As I aged, my mother spent more time appeasing me.
- There was the time that she showed me pictures of her trips around the US with my dad during her “child-free” years. I was back in the “old country” living in my sociopathic uncle’s abusive household. She was so proud. She glowed. She pointed at all the places she visited with dad. It was her long awaited honeymoon. In each picture, they were both smiling wildly. I didn’t know how to react to that. I was numb.
- There was the time that she brought me to “Banana Republic” to try to buy me a shirt after I told her that I was bullied at school for the way I dressed. After seeing the way she looked at the price tags, I told her that I didn’t need the shirt. We left without buying a shirt. She was happy that day.

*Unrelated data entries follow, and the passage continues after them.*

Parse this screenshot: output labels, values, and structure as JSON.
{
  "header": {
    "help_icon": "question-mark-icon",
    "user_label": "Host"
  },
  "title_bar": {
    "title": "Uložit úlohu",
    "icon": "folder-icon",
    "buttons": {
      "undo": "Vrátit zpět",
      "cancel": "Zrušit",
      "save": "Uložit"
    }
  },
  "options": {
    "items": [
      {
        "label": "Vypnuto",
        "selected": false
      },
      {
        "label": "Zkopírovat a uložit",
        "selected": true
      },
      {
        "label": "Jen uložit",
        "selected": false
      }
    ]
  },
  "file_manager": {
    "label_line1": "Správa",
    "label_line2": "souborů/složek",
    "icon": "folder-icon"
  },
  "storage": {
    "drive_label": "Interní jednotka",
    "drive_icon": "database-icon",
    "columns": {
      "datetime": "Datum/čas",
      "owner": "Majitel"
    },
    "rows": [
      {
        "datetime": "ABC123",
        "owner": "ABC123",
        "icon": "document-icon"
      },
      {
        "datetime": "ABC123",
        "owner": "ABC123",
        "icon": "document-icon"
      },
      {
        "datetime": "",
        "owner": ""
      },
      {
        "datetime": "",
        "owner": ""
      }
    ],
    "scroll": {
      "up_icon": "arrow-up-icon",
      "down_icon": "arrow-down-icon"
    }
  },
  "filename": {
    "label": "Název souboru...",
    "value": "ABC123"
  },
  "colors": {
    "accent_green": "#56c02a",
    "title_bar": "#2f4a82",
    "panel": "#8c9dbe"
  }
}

- There was the time in high school, she held me while I cried: telling her about my suicidal thoughts. She asked me how long we were going to sit there on the floor together. It was cold, we’d better go back to bed. It was that day that I decided to rely on myself.
- I remember asking her to leave dad exactly two times in my life. Each time, she cowered. The second time, she took longer to respond. She disappeared for a year. When she came back, she screamed often about the dirty dishes in the sink.
- I remember our breaking point came in college. One day, I was so angry at her that I pushed her hard. She never forgave me.
As a youg adult, at family dinners, I remember berading her for not being a mother to me. She held a grudge. She hated me.
After a while, I came to my senses. I tried to make amends by taking her on mother-daughter bonding trips. I figured all she needed was some self-confidence. So, I pampered her. She resented it. Each time, she always had an excuse to mentally “check out”. She didn’t want to be there.
In the last few years, I stood up for her every time dad disparaged her. She appreciated that. In retirement, she changed. She’s different. She found herself. She gained confidence. She’s more ready to be a mother.
The last time I saw her, she cowered to my dad one last time. I wished her well. I left them for good.
You see, my mother’s a woman who never wanted to be a mother. She loved her intellectual life. She loved reading, writing, painting and traveling. She was a “genius” who was compelled to create. Motherhood limited her in Countless Ways. The culture she lived in and the hardships in her life limited her in countless ways. She resented all of it.
I mourn the fact that I never had a real mother. But in the process, I’ve learned that my mother loved me the best that she could. Her narcissistic parenting Left me with a shell of a self. But, she also taught me the value of reparenting myself.
In the recent years, I’ve gained perspective. I have a new mother. She is me. She was inside me all along. She is all I need.